No entanto, os Verdes escoceses, que apoiam um imposto sobre a riqueza, argumentaram que este deveria aplicar-se a activos com valor superior a 1 milhão de libras. Isto incluiria dezenas de milhares de escoceses quando se levassem em conta propriedades, poupanças e pensões.
O manifesto dos Verdes apelava a um “imposto anual sobre a riqueza de 1 por cento sobre os milionários”, acrescentando: “Este seria um imposto sobre toda a riqueza e activos acima do limite de 1 milhão de libras, incluindo propriedades, terras, pensões e outros activos”.
Hoy alertou que um novo imposto sobre a riqueza do SNP provavelmente atingiria até mesmo as famílias de renda média.
Ele disse: ‘Os antigos parceiros da coligação do SNP, os Verdes, querem um novo imposto sobre a riqueza superior a 1 milhão de libras. Parece muito, mas se incluir as casas das pessoas, os fundos de pensões e as poupanças, irá prender mais do que apenas os super-ricos.’ Ele disse que a secretária das Finanças, Shona Robison, “já pensa que trabalhadores como enfermeiros, professores e agentes da polícia têm os ombros mais pesados”, pelo que qualquer novo imposto poderia atingir aqueles com relativamente pouca riqueza.
Na Noruega, estima-se que um recente aumento nos níveis de imposto sobre a riqueza tenha levado mais de 30 multimilionários e centenas de outros indivíduos ricos a mudarem-se para a Suíça.

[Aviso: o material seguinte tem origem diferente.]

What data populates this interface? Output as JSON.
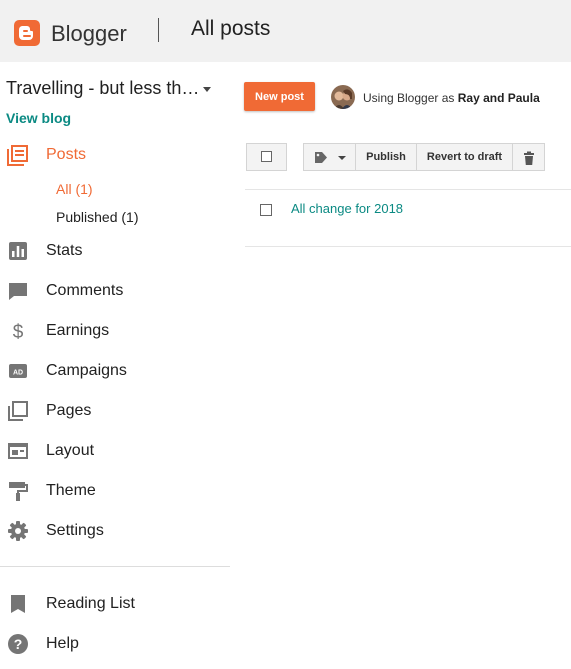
{
  "header": {
    "brand": "Blogger",
    "page_title": "All posts"
  },
  "blog": {
    "name": "Travelling - but less th…",
    "view_blog": "View blog"
  },
  "nav": {
    "posts": "Posts",
    "sub": {
      "all": "All (1)",
      "published": "Published (1)"
    },
    "stats": "Stats",
    "comments": "Comments",
    "earnings": "Earnings",
    "campaigns": "Campaigns",
    "pages": "Pages",
    "layout": "Layout",
    "theme": "Theme",
    "settings": "Settings",
    "reading_list": "Reading List",
    "help": "Help"
  },
  "toolbar": {
    "new_post": "New post",
    "using_prefix": "Using Blogger as",
    "user_name": "Ray and Paula",
    "publish": "Publish",
    "revert": "Revert to draft"
  },
  "posts": [
    {
      "title": "All change for 2018"
    }
  ],
  "icons": {
    "logo": "blogger-logo-icon",
    "posts": "posts-icon",
    "stats": "stats-icon",
    "comments": "comments-icon",
    "earnings": "dollar-icon",
    "campaigns": "ad-icon",
    "pages": "pages-icon",
    "layout": "layout-icon",
    "theme": "paint-roller-icon",
    "settings": "gear-icon",
    "reading_list": "bookmark-icon",
    "help": "help-icon",
    "label": "label-tag-icon",
    "delete": "trash-icon"
  },
  "colors": {
    "accent": "#f06a35",
    "link": "#0b8a83",
    "icon_gray": "#757575"
  }
}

Uma campanha contra o imposto no ano passado apresentou uma canção que se tornou viral nas redes sociais e continha a frase: “Não venha para a Noruega, a menos que seja pobre, iremos taxar-lhe – e quando não tiver mais nada, iremos taxar-lhe um pouco mais.” Em França, um imposto sobre a riqueza foi eliminado em 2018, devido a alegações de que teria gerado receitas mínimas, uma vez que muitos residentes ricos fugiram.
Na Escócia, o orçamento de Robison congelou os limiares para as faixas mais altas, avançadas e superiores do imposto sobre o rendimento, o que significa que 106.000 escoceses adicionais seriam arrastados para as três taxas mais altas em 2026/27.
Ele introduziu um novo “imposto sobre mansões” sobre casas com valor superior a £ 1 milhão, ao mesmo tempo em que anunciou medidas que fariam com que a conta de benefícios aumentasse 6,5%, para £ 7,2 bilhões.
O governo escocês afirmou: ‘Estamos a explorar como poderá ser a maior tributação da riqueza para a Escócia, tentando compreender as oportunidades e os desafios no nosso sistema fiscal e os passos necessários para progredir no sentido desta expansão das opções fiscais.’